Uccise la moglie a Perugia, tenta il suicidio in carcere

Uccise la moglie a Perugia, tenta il suicidio in carcere
di Salvatore MORELLI
3 Minuti di Lettura
Venerdì 12 Febbraio 2016, 09:39
Tenta il suicidio in cella e poi si procura ulteriori lesioni. Da qui il trasferimento nel reparto di osservazione psichiatrica della casa circondariale di Piacenza disposto per Francesco Rosi: arrestato il 25 novembre scorso a Perugia per aver ucciso a fucilate la moglie 40enne di San Donaci Raffaella Presta. L’uomo sarà seguito da un'equipe di specialisti. In tutto avranno trenta giorni di tempo per valutare le sue condizioni di salute. Il 43enne è tenuto sotto stretta sorveglianza 24 ore su 24.

Al di là delle precarie condizioni psicologiche, la procura di Perugia chiederà a breve il giudizio immediato per l'agente immobiliare, reo confesso. Quel maledetto pomeriggio Francesco Rosi si consegnò ai carabinieri, che lui stesso chiamò dopo aver sparato due colpi di fucile contro la moglie, una stimata avvocatessa. Scena del delitto non lontana dal bagno dove si trovava il figlio della coppia, di soli 6 anni. Al quale i magistrati hanno risparmiato lo strazio di dover rivivere quel terribile momento solo per confermare o smentire la versione del padre. Il piccolo non entrerà mai in un'aula di tribunale.
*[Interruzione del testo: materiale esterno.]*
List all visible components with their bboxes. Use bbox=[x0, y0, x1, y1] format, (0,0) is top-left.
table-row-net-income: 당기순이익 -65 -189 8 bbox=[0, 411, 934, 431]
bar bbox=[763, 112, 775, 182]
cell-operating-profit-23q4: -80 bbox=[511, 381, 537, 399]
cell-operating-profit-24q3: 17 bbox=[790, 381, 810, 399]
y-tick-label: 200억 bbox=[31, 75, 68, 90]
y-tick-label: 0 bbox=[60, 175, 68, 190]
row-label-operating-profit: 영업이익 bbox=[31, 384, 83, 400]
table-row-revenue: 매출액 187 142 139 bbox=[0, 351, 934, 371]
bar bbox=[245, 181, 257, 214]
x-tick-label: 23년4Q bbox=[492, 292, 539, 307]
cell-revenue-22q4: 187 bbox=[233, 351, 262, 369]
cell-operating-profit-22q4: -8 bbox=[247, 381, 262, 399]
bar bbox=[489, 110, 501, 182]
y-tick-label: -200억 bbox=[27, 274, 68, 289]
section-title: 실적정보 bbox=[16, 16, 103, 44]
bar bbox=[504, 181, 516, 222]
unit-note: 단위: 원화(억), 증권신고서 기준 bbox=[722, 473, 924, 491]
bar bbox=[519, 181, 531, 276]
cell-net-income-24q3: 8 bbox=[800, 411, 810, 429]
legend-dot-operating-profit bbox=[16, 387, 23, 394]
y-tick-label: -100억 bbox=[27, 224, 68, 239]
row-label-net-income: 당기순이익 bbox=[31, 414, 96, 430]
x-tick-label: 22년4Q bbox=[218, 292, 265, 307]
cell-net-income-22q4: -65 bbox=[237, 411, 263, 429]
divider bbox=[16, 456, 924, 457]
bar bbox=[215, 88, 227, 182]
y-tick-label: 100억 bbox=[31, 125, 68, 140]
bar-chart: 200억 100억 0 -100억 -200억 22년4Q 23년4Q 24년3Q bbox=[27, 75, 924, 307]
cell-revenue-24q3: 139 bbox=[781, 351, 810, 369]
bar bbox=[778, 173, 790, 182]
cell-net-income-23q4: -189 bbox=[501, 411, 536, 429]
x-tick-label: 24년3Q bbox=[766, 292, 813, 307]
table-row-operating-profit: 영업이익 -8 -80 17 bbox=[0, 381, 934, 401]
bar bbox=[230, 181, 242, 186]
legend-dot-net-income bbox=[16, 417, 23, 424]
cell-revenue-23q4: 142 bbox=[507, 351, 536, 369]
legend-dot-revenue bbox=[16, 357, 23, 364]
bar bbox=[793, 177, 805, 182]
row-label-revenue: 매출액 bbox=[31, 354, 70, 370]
Inoltre, in merito quanto espresso da Francesco Rosi sulla paternità del figlio (sostenendo che la moglie il giorno del delitto gli aveva apostrofato che non era suo) il giudice Valerio D'Andria - nel provvedimento con cui ha rigettato la richiesta di incidente probatorio - sostiene a sua volta che l'accertamento del Dna potrebbe sicuramente aiutare nella ricostruzione del contesto familiare in cui sono avvenuti i fatti, ma non avrebbe in ogni caso alcuna diretta rilevanza ai fini della prova degli accadimenti per cui si procede. E cioè l’omicidio.
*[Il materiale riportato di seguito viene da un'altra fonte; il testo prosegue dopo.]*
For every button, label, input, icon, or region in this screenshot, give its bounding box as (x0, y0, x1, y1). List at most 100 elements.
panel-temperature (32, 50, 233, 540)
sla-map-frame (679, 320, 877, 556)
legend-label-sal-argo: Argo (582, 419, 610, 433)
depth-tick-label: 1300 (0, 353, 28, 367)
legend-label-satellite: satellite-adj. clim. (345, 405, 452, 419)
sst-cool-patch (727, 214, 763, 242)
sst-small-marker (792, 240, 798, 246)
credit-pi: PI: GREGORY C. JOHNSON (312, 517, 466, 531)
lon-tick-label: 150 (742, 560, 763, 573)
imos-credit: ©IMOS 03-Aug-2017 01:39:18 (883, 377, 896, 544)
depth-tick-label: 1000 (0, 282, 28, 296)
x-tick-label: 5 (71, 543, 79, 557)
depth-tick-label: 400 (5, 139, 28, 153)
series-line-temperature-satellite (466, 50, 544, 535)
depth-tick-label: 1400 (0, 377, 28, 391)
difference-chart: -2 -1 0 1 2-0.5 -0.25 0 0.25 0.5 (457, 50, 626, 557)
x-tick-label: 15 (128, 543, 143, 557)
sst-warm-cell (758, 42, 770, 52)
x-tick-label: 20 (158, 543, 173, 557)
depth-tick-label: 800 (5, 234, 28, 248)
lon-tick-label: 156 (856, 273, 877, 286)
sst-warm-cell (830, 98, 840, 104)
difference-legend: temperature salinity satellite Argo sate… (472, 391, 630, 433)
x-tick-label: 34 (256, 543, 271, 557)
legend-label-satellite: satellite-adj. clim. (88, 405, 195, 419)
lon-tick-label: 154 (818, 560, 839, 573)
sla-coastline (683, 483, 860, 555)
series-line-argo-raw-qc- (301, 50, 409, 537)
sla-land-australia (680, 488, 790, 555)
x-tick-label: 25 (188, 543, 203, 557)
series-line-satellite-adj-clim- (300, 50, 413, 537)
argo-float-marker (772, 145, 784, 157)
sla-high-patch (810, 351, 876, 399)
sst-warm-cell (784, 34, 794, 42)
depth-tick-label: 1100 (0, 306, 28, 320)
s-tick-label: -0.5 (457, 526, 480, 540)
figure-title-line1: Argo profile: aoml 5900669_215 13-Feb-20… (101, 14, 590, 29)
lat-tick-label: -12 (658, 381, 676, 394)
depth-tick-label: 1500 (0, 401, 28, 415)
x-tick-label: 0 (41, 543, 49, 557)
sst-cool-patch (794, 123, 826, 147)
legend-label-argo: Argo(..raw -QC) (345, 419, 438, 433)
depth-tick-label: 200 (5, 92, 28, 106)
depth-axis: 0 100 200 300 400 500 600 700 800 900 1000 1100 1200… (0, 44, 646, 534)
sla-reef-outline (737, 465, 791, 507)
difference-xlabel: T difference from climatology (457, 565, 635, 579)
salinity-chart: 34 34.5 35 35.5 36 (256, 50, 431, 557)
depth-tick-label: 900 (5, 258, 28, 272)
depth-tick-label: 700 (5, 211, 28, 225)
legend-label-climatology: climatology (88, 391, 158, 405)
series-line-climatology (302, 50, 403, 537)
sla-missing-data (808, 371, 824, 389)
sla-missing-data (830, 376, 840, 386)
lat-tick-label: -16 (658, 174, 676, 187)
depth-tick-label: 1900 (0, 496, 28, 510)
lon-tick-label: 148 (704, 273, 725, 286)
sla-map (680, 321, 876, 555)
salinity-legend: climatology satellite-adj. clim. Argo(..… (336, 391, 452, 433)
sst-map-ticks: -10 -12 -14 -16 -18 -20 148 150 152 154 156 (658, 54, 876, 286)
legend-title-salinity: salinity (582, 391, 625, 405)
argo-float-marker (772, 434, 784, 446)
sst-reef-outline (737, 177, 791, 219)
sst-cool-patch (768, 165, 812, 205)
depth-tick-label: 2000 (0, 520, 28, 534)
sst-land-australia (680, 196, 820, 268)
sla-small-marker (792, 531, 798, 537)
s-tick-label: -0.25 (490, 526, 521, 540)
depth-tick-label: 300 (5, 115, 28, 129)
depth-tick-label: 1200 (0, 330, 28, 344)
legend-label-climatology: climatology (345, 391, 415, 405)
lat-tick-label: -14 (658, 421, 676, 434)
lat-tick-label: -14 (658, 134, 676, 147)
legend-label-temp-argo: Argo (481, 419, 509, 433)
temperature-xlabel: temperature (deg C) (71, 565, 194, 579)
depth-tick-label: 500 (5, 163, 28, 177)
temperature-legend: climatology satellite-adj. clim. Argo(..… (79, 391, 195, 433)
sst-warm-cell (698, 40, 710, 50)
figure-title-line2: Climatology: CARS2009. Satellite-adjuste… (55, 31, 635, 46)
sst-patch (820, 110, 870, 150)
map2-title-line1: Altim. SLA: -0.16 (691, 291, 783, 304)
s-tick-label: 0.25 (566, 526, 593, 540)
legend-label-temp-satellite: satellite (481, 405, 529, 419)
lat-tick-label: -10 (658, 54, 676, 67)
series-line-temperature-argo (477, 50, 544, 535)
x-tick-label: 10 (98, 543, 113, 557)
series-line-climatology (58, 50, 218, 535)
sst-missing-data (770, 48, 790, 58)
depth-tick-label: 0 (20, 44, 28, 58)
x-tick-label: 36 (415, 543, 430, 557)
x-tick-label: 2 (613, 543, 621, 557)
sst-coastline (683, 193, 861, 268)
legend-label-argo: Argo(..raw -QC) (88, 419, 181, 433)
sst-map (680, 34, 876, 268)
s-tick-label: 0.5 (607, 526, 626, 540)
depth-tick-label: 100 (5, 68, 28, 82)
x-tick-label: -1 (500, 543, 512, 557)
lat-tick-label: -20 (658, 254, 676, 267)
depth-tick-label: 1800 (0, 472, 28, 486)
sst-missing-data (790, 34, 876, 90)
«L’accertamento genetico - ha scritto il giudice motivando il rigetto - varrebbe a costituire riscontro delle dichiarazioni dell’indagato in ordine alle parole pronunciate dalla vittima prima di essere uccisa dal Rosi. A tale riguardo però va sottolineato come, pur potendosi ritenere senz’altro rilevante ogni indagine volta a chiarire la condotta tenuta dalla vittima immediatamente prima della condotta omicidiaria nel Rosi, l’accertamento richiesto non varrebbe di certo a fornire una prova diretta in merito».

Un provvedimento, questo, che chiude il capitolo Dna nell’ambito del femminicidio di Raffaella, già al centro di una dura presa posizione da parte del tribunale del Riesame che aveva rigettato la richiesta di scarcerazione di Rosi e “bacchettato” il ricorso illegittimo all’accertamento genetico. L'omicida si trova dal mese scorso nella sezione “Osservandi” del carcere di Piacenza, dopo che in carcere a Perugia aveva tentato gesti di autolesionismo, tentando inoltre di togliersi la vita impiccandosi.

Nonostante tutto, il pubblico ministero Valentina Manuali - titolare delle indagini - potrebbe presto procedere nei riguardi di Rosi verso il giudizio immediato. Per chiudere l’inchiesta mancherebbero solo alcuni accertamenti delegati ai militari del Ris, anche sull’arma. Uno dei dubbi da sciogliere resta legato al fatto che l’immobiliarista abbia sparato un primo colpo contro la moglie e poi, quando la donna era a terra (ma ancora viva), abbia ricaricato la doppietta, di proprietà del padre, per ucciderla con una seconda pallottola.